In the age of fiber optics and online fatigue, people are nostalgic for proximity. Gamers who grew up on Discord are rediscovering the joy of actually sitting next to someone. Lightweight monitors, gaming laptops, and portable routers mean hosting a LAN party today is as easy as texting “bring Haribo’s.”
On a bigger level, conventions like DreamHack – a renowned global gaming festival – continue to attract tens of thousands of gamers to join one big LAN party annually. And Esports training and competition facilities often use LAN networks to keep their face-offs in house and minimise latency.
It’s no surprise that Martine Rose and Coperni have chosen the LAN Party in 2025 as muse, riding its redemption arc. “I’ve always been interested in finding the corners of mainstream cultures and shining a light on that and this was an opportunity to do that. I feel like I’ve learnt a lot,” says Rose. Forever the subcultural scaler, she has clashed the mass and niche together, pairing Esports titans like Ana (Counter Strike champion) with arcade legends like Billy Mitchell (previous record holder of the highest ever Donkey Kong score). “The casting process was really similar, we worked with Isabel Bush again, and we wanted to get a range of different gamers from all backgrounds and who played different styles of games. We ultimately wanted to represent as many different people as possible.”
The visuals move between gamer-mag cover stars to snaring ethernet cables as shoe displays. She treats the LAN party as both an artifact and allegory. It’s about tech with fingerprints. Human error as aesthetic. A reminder that the best networks aren’t always wireless.
Beyond The Basement: Where to Next for Fashion?
The LAN party could be just one checkpoint in a much bigger game.
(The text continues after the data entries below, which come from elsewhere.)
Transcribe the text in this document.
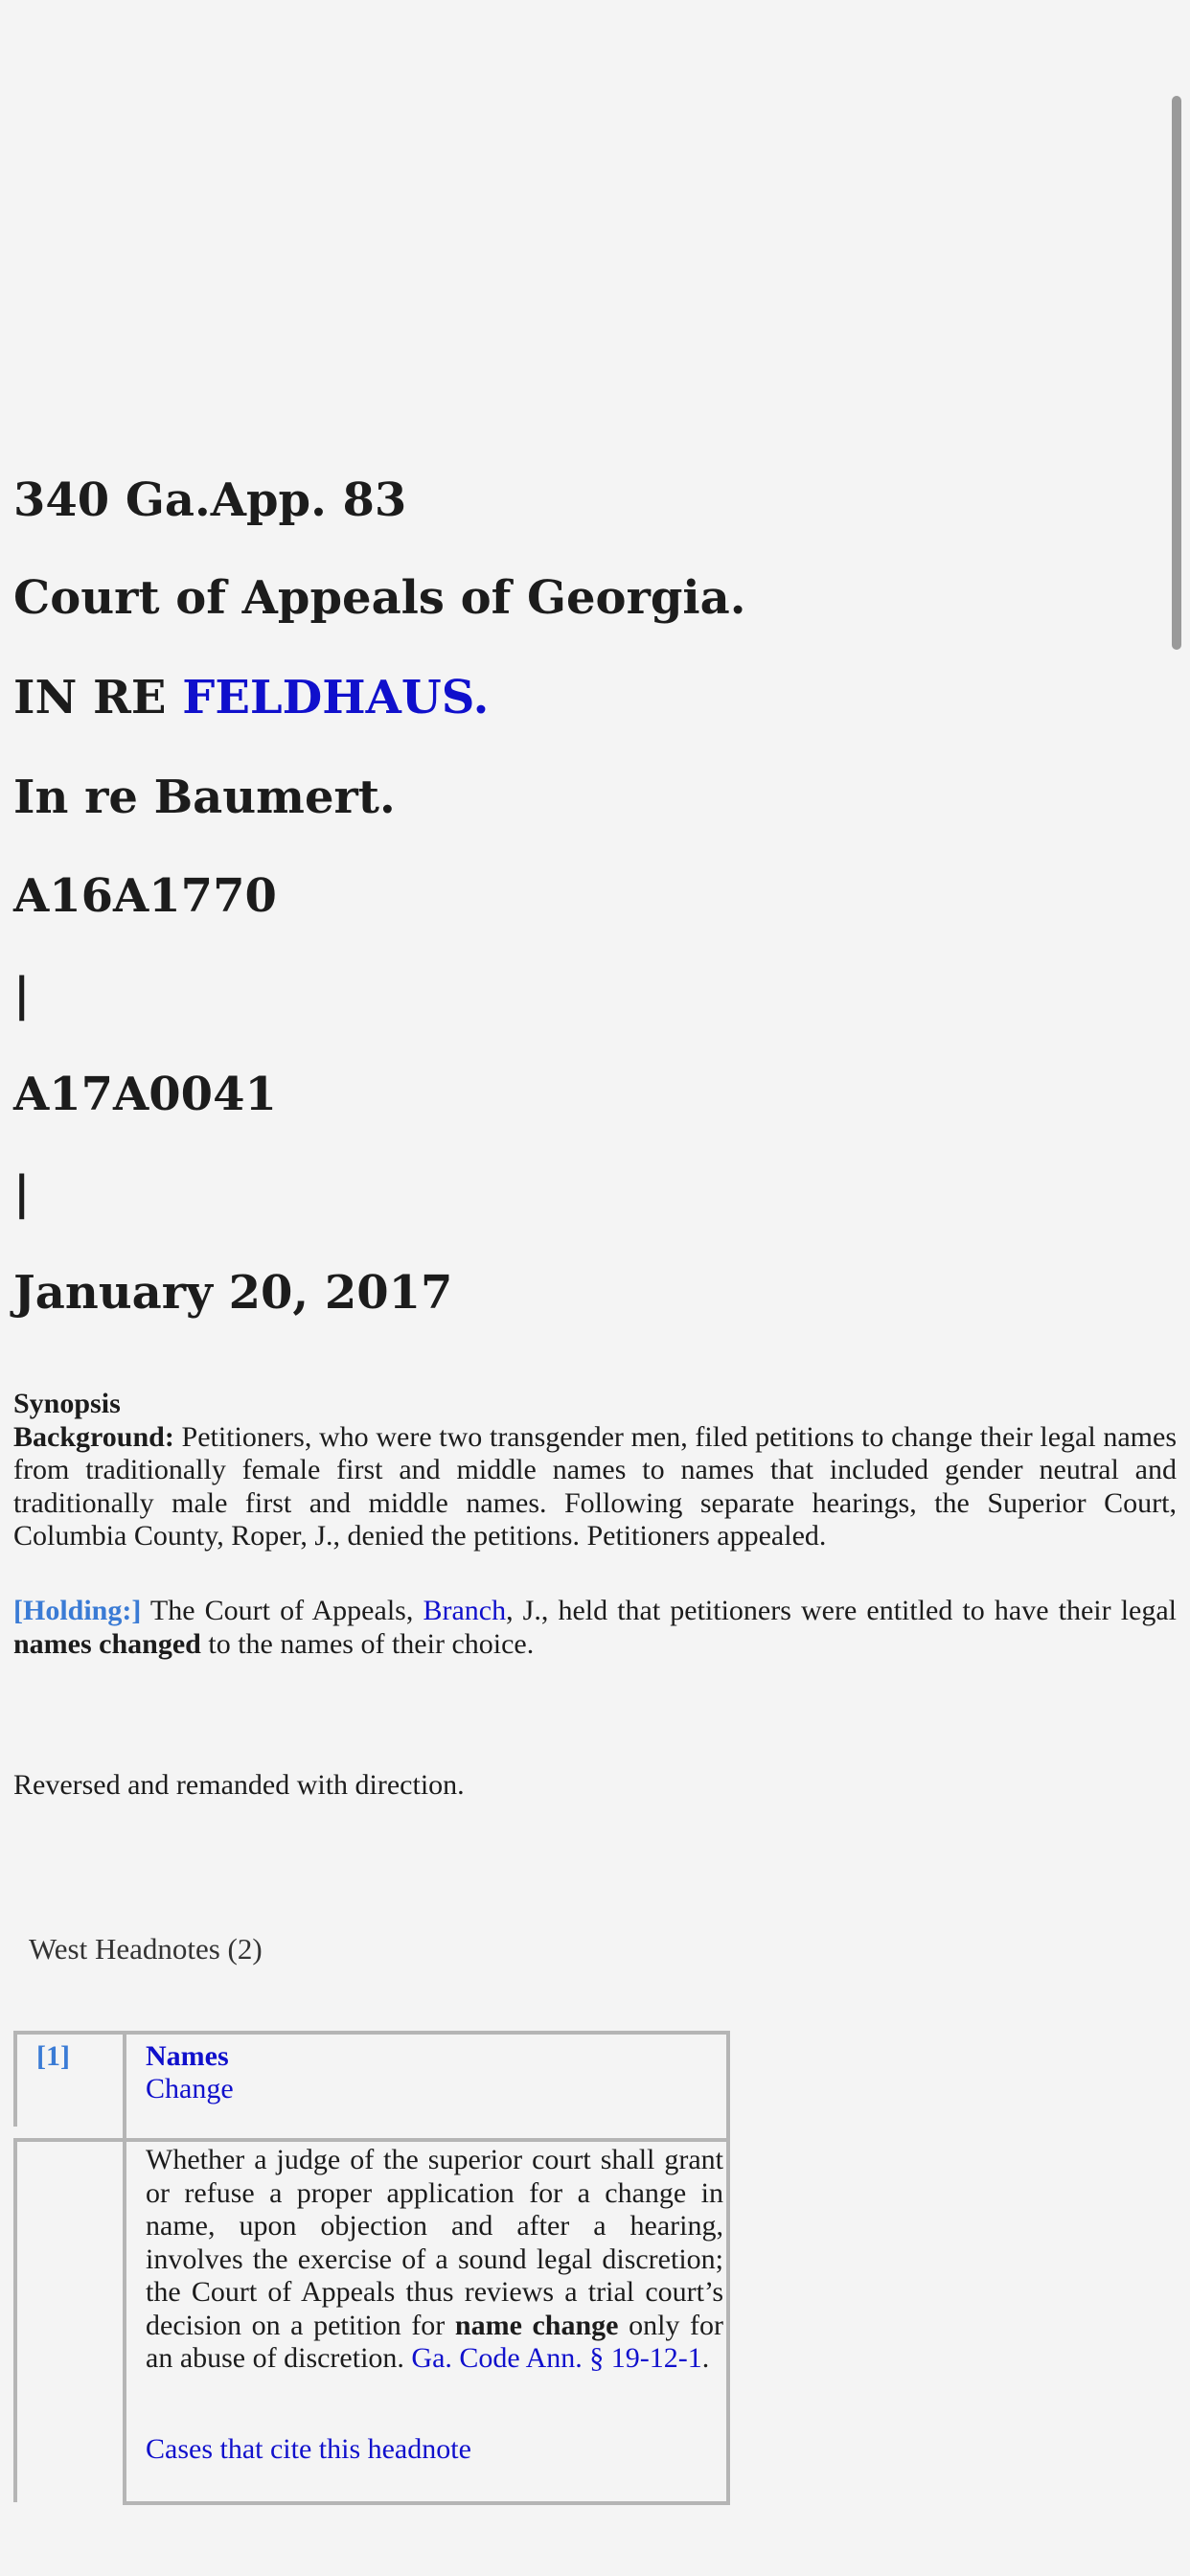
340 Ga.App. 83
Court of Appeals of Georgia.
IN RE FELDHAUS.
In re Baumert.
A16A1770
|
A17A0041
|
January 20, 2017
Synopsis
Background: Petitioners, who were two transgender men, filed petitions to change their legal names from traditionally female first and middle names to names that included gender neutral and traditionally male first and middle names. Following separate hearings, the Superior Court, Columbia County, Roper, J., denied the petitions. Petitioners appealed.
[Holding:] The Court of Appeals, Branch, J., held that petitioners were entitled to have their legal names changed to the names of their choice.
Reversed and remanded with direction.
West Headnotes (2)
[1]	Names
Change

Whether a judge of the superior court shall grant or refuse a proper application for a change in name, upon objection and after a hearing, involves the exercise of a sound legal discretion; the Court of Appeals thus reviews a trial court’s decision on a petition for name change only for an abuse of discretion. Ga. Code Ann. § 19-12-1.

Cases that cite this headnote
The idea of multiplayer – couch co-ops, arcade meets – is an under-explored territory.
The industry has done many other things when it comes to games, with Balenciaga perhaps being the best example. The maison creates their own platform runners with BFRND, they’ve turned a runway into a role playing game with Afterworld: The Age Of Tomorrow, they’ve referenced Candy Crush in their lookbooks. But most of these projects exist as isolated experiences. None fully embraced the sweaty, joyful absurdity of people actually playing together. “It’s a new lens of how we view sport, I’m interested in expanding that lens,” says Rose.
Imagine a runway show crossed with a couch co-op session. Or a pop-up built like an Akihabara games arcade, each machine skinned and reimagined to mimic an SS26 show. The logic of multiplayer is simple: participation is the product.
Because honestly, the “drinks and DJ” showcase formula is boring. Audiences want to interact, munch a burger and moan about the jobs they hate but won’t quit with a controller in their clutches. The LAN party’s revival isn’t nostalgia, it’s blueprint. Proof that connection can still be physical, funny, and a bit awkward. In the end, fashion’s latest crush on LAN culture isn’t about the clothes necessarily. It’s about the company it creates. And as any gamer will tell you, the match is much more dynamic when everyone’s in the same room.